Prior to this year, if you were to have told cross country runner Claire Sumner that she would be a national champion and compete for Canada at the IAAF world championships in Uganda, she probably would have never believed you. In a year of surprises for the Queen’s runner, Sumner finished her rise to the top of university sports by being awarded the OUA female athlete of the year award.
“It was quite a surprise, it means a lot. It’s a huge honour just because there are so many talented athletes, so being named female athlete of the year is pretty exciting and I’m really happy about it,” Sumner said.
Sumner’s impressive year at Queen’s made her an obvious front runner for the award. She started it off with a convincing win at the Queen’s invitational — where both men and women ran eight-kilometers — which acted as only a prelude to what would come in the following weeks. At the OUA championships, Sumner ran the six-kilometre race in a stunning 27:50 to land her the gold medal.
After scoring her win at the OUA’s, Sumner qualified for the national championships at the Plains of Abraham in Quebec. After winning gold, she began to think about the possibility of racing for team Canada at the world championships.

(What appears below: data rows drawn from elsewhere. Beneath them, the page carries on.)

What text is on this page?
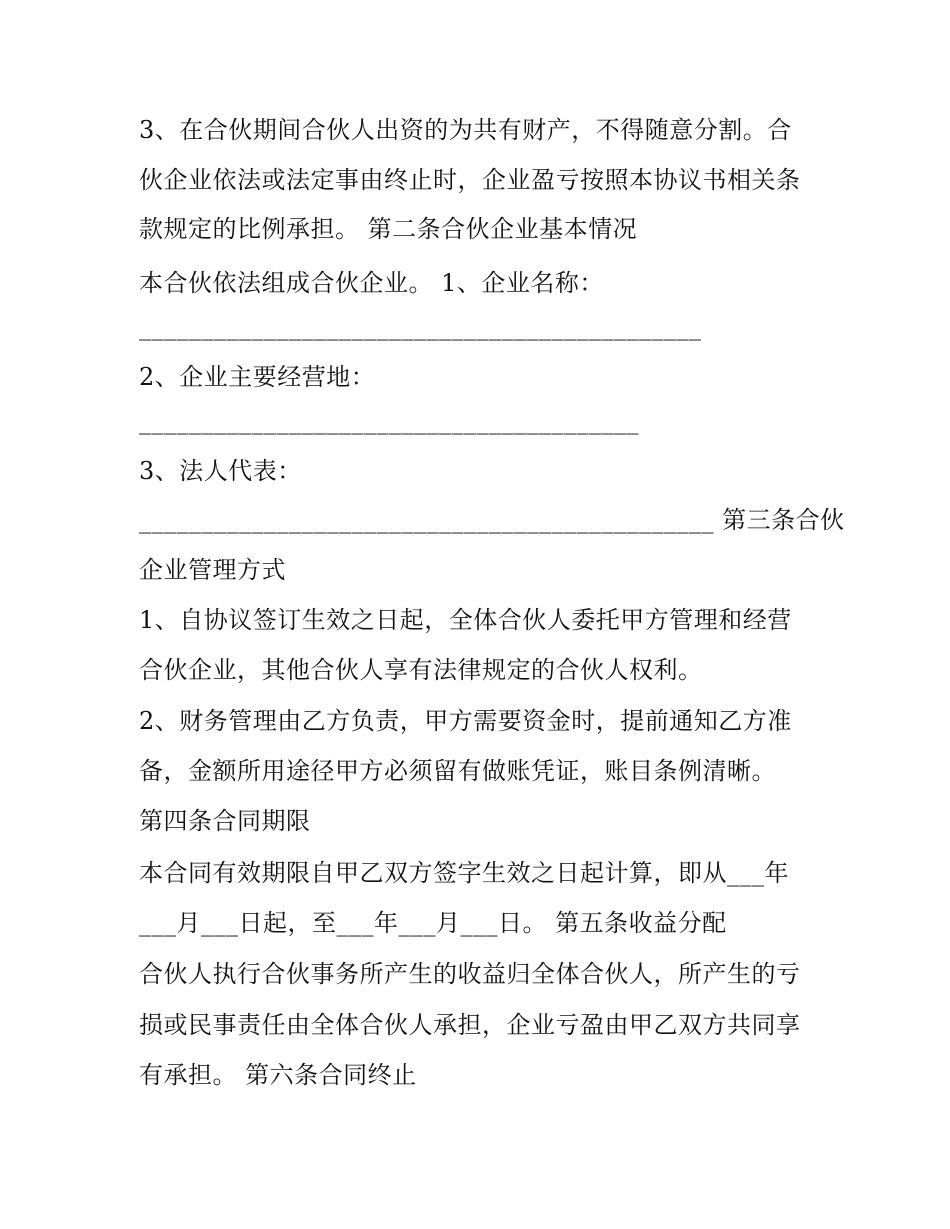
3、在合伙期间合伙人出资的为共有财产，不得随意分割。合
伙企业依法或法定事由终止时，企业盈亏按照本协议书相关条
款规定的比例承担。 第二条合伙企业基本情况
本合伙依法组成合伙企业。 1、企业名称：
_____________________________________________
2、企业主要经营地：
________________________________________
3、法人代表：
______________________________________________ 第三条合伙
企业管理方式
1、自协议签订生效之日起，全体合伙人委托甲方管理和经营
合伙企业，其他合伙人享有法律规定的合伙人权利。
2、财务管理由乙方负责，甲方需要资金时，提前通知乙方准
备，金额所用途径甲方必须留有做账凭证，账目条例清晰。
第四条合同期限
本合同有效期限自甲乙双方签字生效之日起计算，即从___年
___月___日起，至___年___月___日。 第五条收益分配
合伙人执行合伙事务所产生的收益归全体合伙人，所产生的亏
损或民事责任由全体合伙人承担，企业亏盈由甲乙双方共同享
有承担。 第六条合同终止
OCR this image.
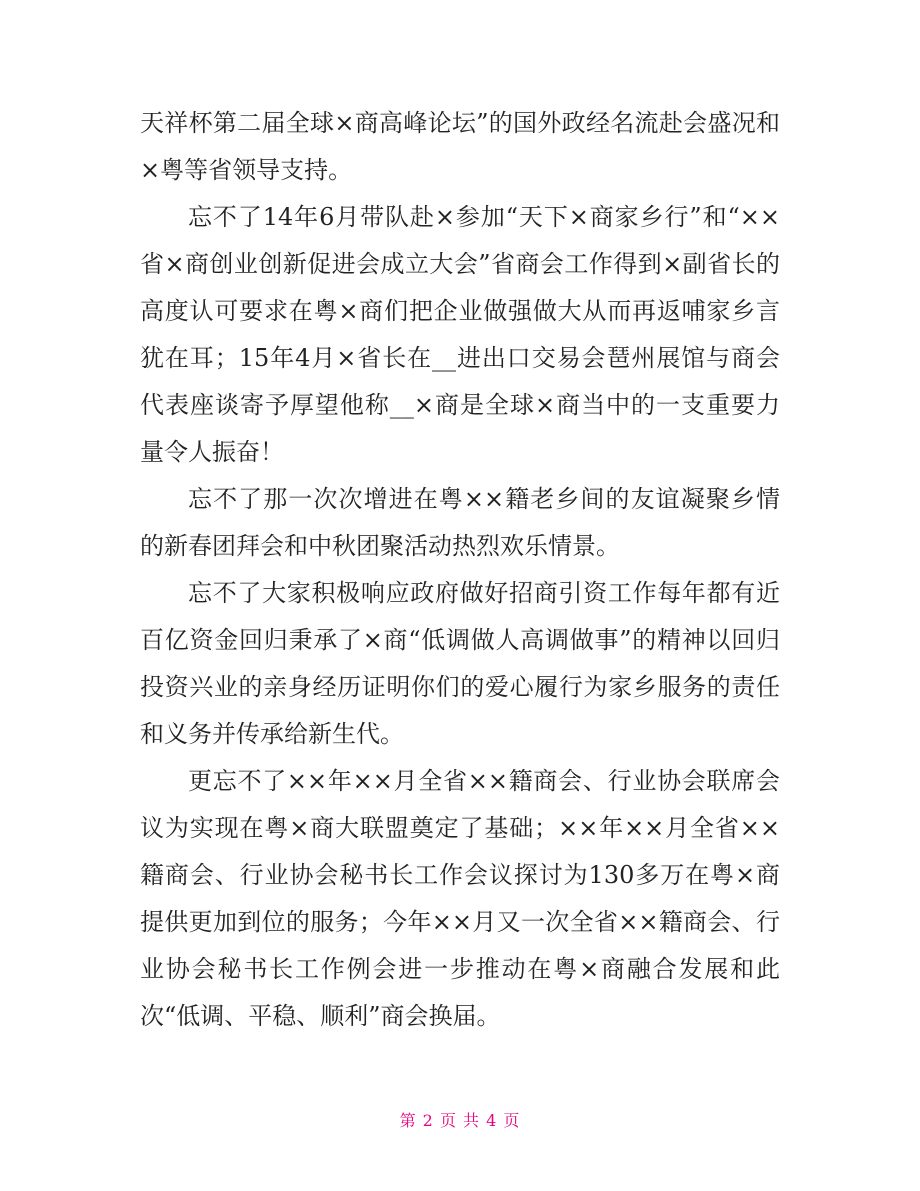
天祥杯第二届全球×商高峰论坛”的国外政经名流赴会盛况和×粤等省领导支持。

忘不了14年6月带队赴×参加“天下×商家乡行”和“××省×商创业创新促进会成立大会”省商会工作得到×副省长的高度认可要求在粤×商们把企业做强做大从而再返哺家乡言犹在耳；15年4月×省长在__进出口交易会琶州展馆与商会代表座谈寄予厚望他称__×商是全球×商当中的一支重要力量令人振奋！

忘不了那一次次增进在粤××籍老乡间的友谊凝聚乡情的新春团拜会和中秋团聚活动热烈欢乐情景。

忘不了大家积极响应政府做好招商引资工作每年都有近百亿资金回归秉承了×商“低调做人高调做事”的精神以回归投资兴业的亲身经历证明你们的爱心履行为家乡服务的责任和义务并传承给新生代。

更忘不了××年××月全省××籍商会、行业协会联席会议为实现在粤×商大联盟奠定了基础；××年××月全省××籍商会、行业协会秘书长工作会议探讨为130多万在粤×商提供更加到位的服务；今年××月又一次全省××籍商会、行业协会秘书长工作例会进一步推动在粤×商融合发展和此次“低调、平稳、顺利”商会换届。

第 2 页 共 4 页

“When OUAs and [nationals] went better than I thought, that was when the world team was kind of on the radar,” Sumner said. After a third-place finish at the Canadian Cross Country Championships that took place in Kingston in November, Sumner scored herself the opportunity to run with the world’s best in Kampala, Uganda for Team Canada.

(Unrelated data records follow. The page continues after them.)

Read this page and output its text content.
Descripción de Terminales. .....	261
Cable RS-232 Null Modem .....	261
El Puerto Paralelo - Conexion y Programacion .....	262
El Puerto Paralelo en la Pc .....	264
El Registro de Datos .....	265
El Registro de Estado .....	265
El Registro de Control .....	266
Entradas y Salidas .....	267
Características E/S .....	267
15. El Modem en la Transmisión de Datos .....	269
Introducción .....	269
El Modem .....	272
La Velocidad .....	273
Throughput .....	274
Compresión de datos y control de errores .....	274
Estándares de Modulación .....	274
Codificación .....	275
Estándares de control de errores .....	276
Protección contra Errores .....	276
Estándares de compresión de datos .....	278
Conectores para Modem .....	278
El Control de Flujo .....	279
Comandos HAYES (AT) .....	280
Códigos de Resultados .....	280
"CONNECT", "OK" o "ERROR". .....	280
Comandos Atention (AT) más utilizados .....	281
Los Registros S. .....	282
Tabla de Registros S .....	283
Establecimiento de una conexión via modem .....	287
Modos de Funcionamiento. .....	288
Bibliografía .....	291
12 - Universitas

While in Uganda, Sumner was among the likes of athletes that had competed in the Rio Olympics just seven months before. When asked to describe the experience, Sumner jokingly described it as being “quite hot.”
“They’re incredible, they’re the world’s best so just to stand on the line beside them was quite the feeling.”
After admitting that she couldn’t really remember the race, Sumner noted that the running wasn’t the highlight of her experience.
“Putting on the singlet for my country, that was the most exciting thing for me, probably, and I hope to continue to do that,” Sumner proudly said. She finished the race in 52nd place out of 104 runners.
Sumner hasn’t always been a Gael though. After spending her first year at the University of Toronto, Sumner transferred to Queen’s, which was likely one of the most impactful decisions of her cross country career. When asked about the transfer, Sumner said the result has been a rapid improvement in racing time.
While it would be expected that this kind of success would come at the end of one’s university experience, Sumner still has more to give. Sumner will be making full use of her final year of eligibility, as she will be returning to represent Queen’s on the national and, she hopes, the international stage once again.
“Hopefully another good year ahead,” Sumner said about her hopes for the coming season.